Updated probe set definitions do not only offer expression levels that are more accurately associated to genes and transcripts but also shows improvements in the estimated transcript expression levels. These results give further support for a widespread use of updated probe set definitions for analysis and meta-analysis of microarray data.

Methods

Gene expression data

We re-analyzed the gene expression data generated in five different labs using the same RNA hybridized to HG-U133A Affymetrix arrays [11]. The raw data files (i.e. CEL files) were downloaded from the authors' URL [18]. Each lab produced a comparison two different samples in duplicates.
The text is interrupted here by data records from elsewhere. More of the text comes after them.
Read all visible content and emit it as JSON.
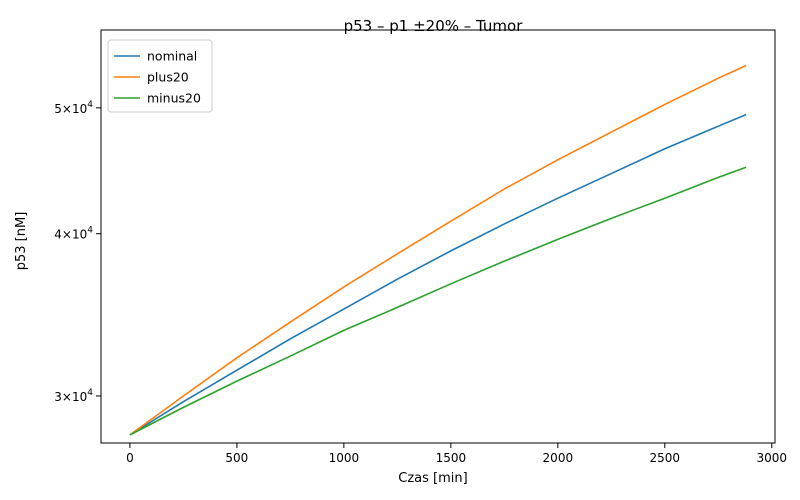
{
  "chart_data": {
    "type": "line",
    "title": "p53 – p1 ±20% – Tumor",
    "xlabel": "Czas [min]",
    "ylabel": "p53 [nM]",
    "xlim": [
      -135,
      3015
    ],
    "ylim": [
      27600,
      57400
    ],
    "yscale": "log",
    "grid": false,
    "legend_position": "top-left",
    "x_ticks": [
      0,
      500,
      1000,
      1500,
      2000,
      2500,
      3000
    ],
    "y_ticks": [
      {
        "value": 30000,
        "mantissa": "3",
        "base": "10",
        "exponent": "4"
      },
      {
        "value": 40000,
        "mantissa": "4",
        "base": "10",
        "exponent": "4"
      },
      {
        "value": 50000,
        "mantissa": "5",
        "base": "10",
        "exponent": "4"
      }
    ],
    "x": [
      0,
      250,
      500,
      750,
      1000,
      1250,
      1500,
      1750,
      2000,
      2250,
      2500,
      2750,
      2880
    ],
    "series": [
      {
        "name": "nominal",
        "color": "#1f77b4",
        "values": [
          28000,
          29700,
          31400,
          33200,
          35000,
          36900,
          38800,
          40700,
          42600,
          44500,
          46500,
          48400,
          49400
        ]
      },
      {
        "name": "plus20",
        "color": "#ff7f0e",
        "values": [
          28000,
          30000,
          32100,
          34200,
          36400,
          38600,
          40900,
          43300,
          45600,
          47900,
          50300,
          52700,
          53900
        ]
      },
      {
        "name": "minus20",
        "color": "#2ca02c",
        "values": [
          28000,
          29400,
          30800,
          32200,
          33700,
          35100,
          36600,
          38100,
          39600,
          41100,
          42600,
          44200,
          45000
        ]
      }
    ]
  }
}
We downloaded the version 7 of the updated probe set definitions [7] generated for the HG-U133A platform from the authors' URL [19]. We considered all seven probe set definition that mapped probes to ensEMBL exons (Hs133A_Hs_ENSE_7), ensEMBL transcripts (Hs133A_Hs_ENST_7), ensEMBL genes (Hs133A_Hs_ENSG_7), Entrez Gene IDs (Hs133A_Hs_ENTREZG_7), RefSeq (Hs133A_Hs_REFSEQ_7) and UniGene (Hs133A_Hs_UG_7).
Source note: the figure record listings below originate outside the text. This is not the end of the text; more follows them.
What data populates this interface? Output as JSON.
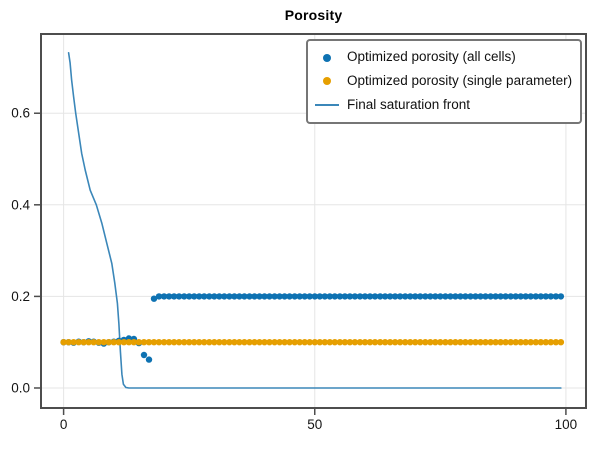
{
  "chart_data": {
    "type": "mixed",
    "title": "Porosity",
    "xlabel": "",
    "ylabel": "",
    "xlim": [
      -4.5,
      104
    ],
    "ylim": [
      -0.0437,
      0.773
    ],
    "grid": true,
    "legend_position": "top-right",
    "draw_order": [
      2,
      0,
      1
    ],
    "x_ticks": [
      {
        "value": 0,
        "label": "0"
      },
      {
        "value": 50,
        "label": "50"
      },
      {
        "value": 100,
        "label": "100"
      }
    ],
    "y_ticks": [
      {
        "value": 0.0,
        "label": "0.0"
      },
      {
        "value": 0.2,
        "label": "0.2"
      },
      {
        "value": 0.4,
        "label": "0.4"
      },
      {
        "value": 0.6,
        "label": "0.6"
      }
    ],
    "series": [
      {
        "name": "Optimized porosity (all cells)",
        "type": "scatter",
        "color": "#0e72b2",
        "marker": "circle",
        "x_start": 0,
        "x_step": 1,
        "y": [
          0.1,
          0.1,
          0.099,
          0.101,
          0.1,
          0.102,
          0.101,
          0.099,
          0.097,
          0.1,
          0.101,
          0.103,
          0.105,
          0.108,
          0.107,
          0.098,
          0.072,
          0.062,
          0.195,
          0.2,
          0.2,
          0.2,
          0.2,
          0.2,
          0.2,
          0.2,
          0.2,
          0.2,
          0.2,
          0.2,
          0.2,
          0.2,
          0.2,
          0.2,
          0.2,
          0.2,
          0.2,
          0.2,
          0.2,
          0.2,
          0.2,
          0.2,
          0.2,
          0.2,
          0.2,
          0.2,
          0.2,
          0.2,
          0.2,
          0.2,
          0.2,
          0.2,
          0.2,
          0.2,
          0.2,
          0.2,
          0.2,
          0.2,
          0.2,
          0.2,
          0.2,
          0.2,
          0.2,
          0.2,
          0.2,
          0.2,
          0.2,
          0.2,
          0.2,
          0.2,
          0.2,
          0.2,
          0.2,
          0.2,
          0.2,
          0.2,
          0.2,
          0.2,
          0.2,
          0.2,
          0.2,
          0.2,
          0.2,
          0.2,
          0.2,
          0.2,
          0.2,
          0.2,
          0.2,
          0.2,
          0.2,
          0.2,
          0.2,
          0.2,
          0.2,
          0.2,
          0.2,
          0.2,
          0.2,
          0.2
        ]
      },
      {
        "name": "Optimized porosity (single parameter)",
        "type": "scatter",
        "color": "#e69f00",
        "marker": "circle",
        "x_start": 0,
        "x_step": 1,
        "y": [
          0.1,
          0.1,
          0.1,
          0.1,
          0.1,
          0.1,
          0.1,
          0.1,
          0.1,
          0.1,
          0.1,
          0.1,
          0.1,
          0.1,
          0.1,
          0.1,
          0.1,
          0.1,
          0.1,
          0.1,
          0.1,
          0.1,
          0.1,
          0.1,
          0.1,
          0.1,
          0.1,
          0.1,
          0.1,
          0.1,
          0.1,
          0.1,
          0.1,
          0.1,
          0.1,
          0.1,
          0.1,
          0.1,
          0.1,
          0.1,
          0.1,
          0.1,
          0.1,
          0.1,
          0.1,
          0.1,
          0.1,
          0.1,
          0.1,
          0.1,
          0.1,
          0.1,
          0.1,
          0.1,
          0.1,
          0.1,
          0.1,
          0.1,
          0.1,
          0.1,
          0.1,
          0.1,
          0.1,
          0.1,
          0.1,
          0.1,
          0.1,
          0.1,
          0.1,
          0.1,
          0.1,
          0.1,
          0.1,
          0.1,
          0.1,
          0.1,
          0.1,
          0.1,
          0.1,
          0.1,
          0.1,
          0.1,
          0.1,
          0.1,
          0.1,
          0.1,
          0.1,
          0.1,
          0.1,
          0.1,
          0.1,
          0.1,
          0.1,
          0.1,
          0.1,
          0.1,
          0.1,
          0.1,
          0.1,
          0.1
        ]
      },
      {
        "name": "Final saturation front",
        "type": "line",
        "color": "#3b87b9",
        "points": [
          [
            1,
            0.732
          ],
          [
            1.3,
            0.71
          ],
          [
            1.6,
            0.673
          ],
          [
            2,
            0.636
          ],
          [
            2.4,
            0.6
          ],
          [
            3,
            0.556
          ],
          [
            3.6,
            0.512
          ],
          [
            4.3,
            0.476
          ],
          [
            5.3,
            0.432
          ],
          [
            6.5,
            0.4
          ],
          [
            7.6,
            0.36
          ],
          [
            8.6,
            0.316
          ],
          [
            9.6,
            0.272
          ],
          [
            10.2,
            0.229
          ],
          [
            10.7,
            0.185
          ],
          [
            11,
            0.14
          ],
          [
            11.3,
            0.08
          ],
          [
            11.6,
            0.03
          ],
          [
            11.9,
            0.008
          ],
          [
            12.4,
            0.001
          ],
          [
            13,
            0
          ],
          [
            99,
            0
          ]
        ]
      }
    ]
  }
}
Probe set summaries were calculated for each laboratory (4 arrays per lab) using three different methods for expressional level estimation (MAS5, RMA and GCRMA) and seven different custom CDF files, resulting in twenty-one different probe set estimates per array. All calculations were performed in R using the bioconductor packages affy and gcrma and the default settings for MAS5, RMA and GCRMA. We named the custom CDF files as previously described [7].

Precision

The data sets generated in each lab consisted of sample A hybridized to two arrays, A1 and A2 and sample B hybridized to two arrays B1 and B2. Following Irizarry and co-workers [11], precision was defined as the Pearson correlation between the log2 ratios of A1/B1 and A2/B2. The precision presented in Table 1 was calculated on MAS5, RMA and GCRMA estimated probes sets signals and using the different custom CDF files independently. Figure 1 shows the precision as a function of the number of probes integrated into a probe set for the GCRMA generated expression levels.

Accuracy

The relative change in expression levels of 16 genes were previously measured by RT-PCR [11] and we downloaded the corresponding log2 ratios from the authors' webpage [18]. The accuracy measures how the magnitude of differential expression on a specific platform compares to the difference obtained by a more precise method e.g. RT-PCR. We used the annotations from NetAffx [20] to map the probe set of these 16 genes to the different updated probe set definition identifiers [see Additional file 2]. The accuracy was defined as the slope between the RT-PCR and microarray log2 ratios, determined by a linear regression [11]. The accuracy for the different custom CDF files on RMA expression values are presented in Table 2. Accuracy estimates using GCRMA [see Additional file 3] were also calculated.